III-A2 Training losses

The goal of task-aware compression is to minimize the length of the bitstreams and the distortion between $V$ and $\hat{V}$ . This objective raises an optimization problem of minimizing $||V-\hat{V}||^{2}+\beta(-\text{log}_{2}P_{\hat{Y}}-\text{log}_{2}P_{\hat{Z}})$ , where $||V-\hat{V}||^{2}$ denotes the video reconstruction quality, $-\text{log}_{2}P_{\hat{Y}}-\text{log}_{2}P_{\hat{Z}}$ represents the number of bits used to encode $\hat{Y}$ and $\hat{Z}$ , and $\beta$ is an introduced trade-off parameter between coding rate and video distortion. Increasing $\beta$ will increase the compression ratio but decrease the video reconstruction quality.

III-A3 Communication costs

After obtaining the compression systems with different compression ratios, we can then estimate the required number of modulated symbols to transmit these bit streams under different channel conditions. Specifically, the number of modulated symbols (in complex number) used for transmitting a bitstream depends on the implemented channel coding rate $r_{c}$ (e.g. 1/3, 1/2, 2/3) and modulation order $r_{m}$ (e.g. 4, 16, 64). Suppose the length of bitstream is $l_{b}$ , the length of modulated symbols can be calculated as $l_{s}=\frac{l_{b}}{r_{c}\log_{2}(r_{M})}$ . Another way to evaluate the communication costs is to use Shannon capacity theorem, $l_{s}=\frac{l_{b}}{\log_{2}(1+snr)}$ if the signal-to-noise (SNR) ratio is $snr$ .

III-B Semantic communications with joint design

Although the aforementioned deep compression method enables the co-design of deep optics, algorithms, and source coding, the widely-used entropy coding method [30, 23] prohibits the co-design of communication-specific components with deep compression methods. When entropy coding methods are used, each bit from entropy coding methods needs to be transmitted error-freely; otherwise, error propagation will happen in the entropy decoding process. This property leaves the communication systems with no choice but treat each bit equally and carefully. Semantic communications with joint design, on the other hand, allow the effect of channel noise to be considered during the compression process.

III-B1 Architecture

As shown in Fig. 6, the framework consists of three components: semantic coders, semantic-channel coders, and a rate allocation network (RAN). Semantic coders define a special message generation and interpretation method between transceivers based on a shared knowledge base. Semantic-channel coders directly learn the end-to-end mappings between semantic messages and modulated symbols. RAN is responsible for controlling the transmission rates. Different from deep compression methods that focus on the source coding rate only, the transmission rates in semantic communications depend on source coding rate, channel coding rate, and modulation order.
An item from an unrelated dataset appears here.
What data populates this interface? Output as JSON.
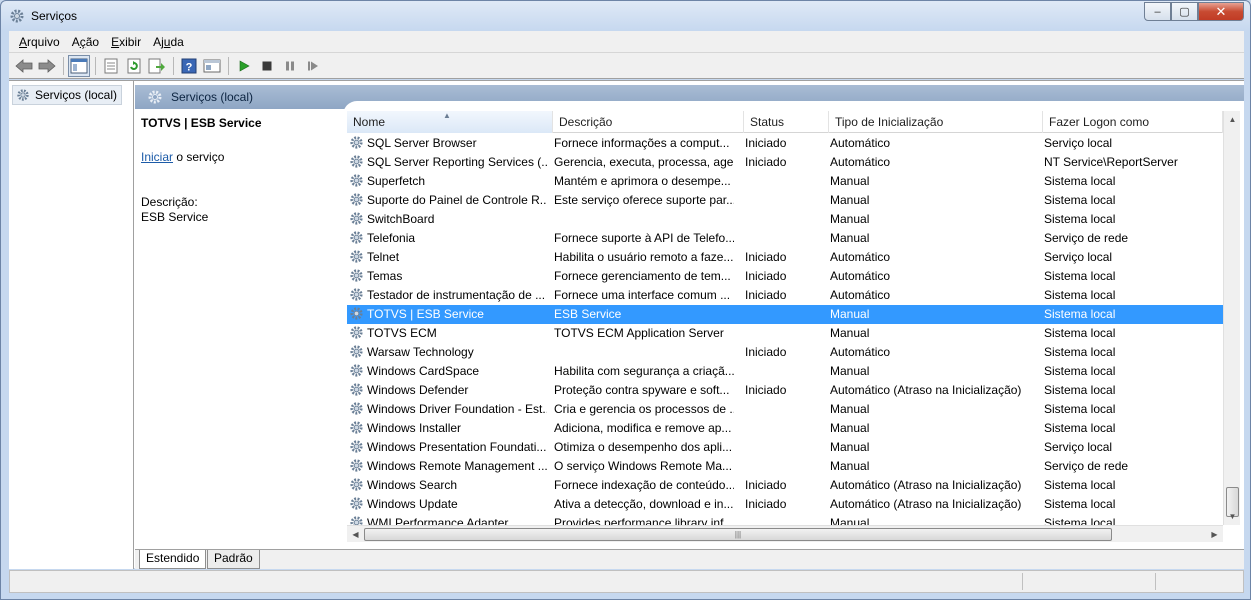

Specifically, the deep optic methods are special semantic encoders, which encode natural scene $S$ into sensor data $I$ in a predefined way and the video reconstruction networks, which decode the target video $V$ from $I$ , are special semantic decoders. The sensor data, $I$ , is the semantic message of a scene to be shared between transmitters and receivers. Note that conventional communication systems emphasized the accurate transmission of $I$ . With the semantic decoder (defining $I\rightarrow V$ ), the semantic communication systems should be optimized to maximize the quality of $V$ under limited communication costs. Also, this is the first attempt to define the semantic coders in the generation process of source data.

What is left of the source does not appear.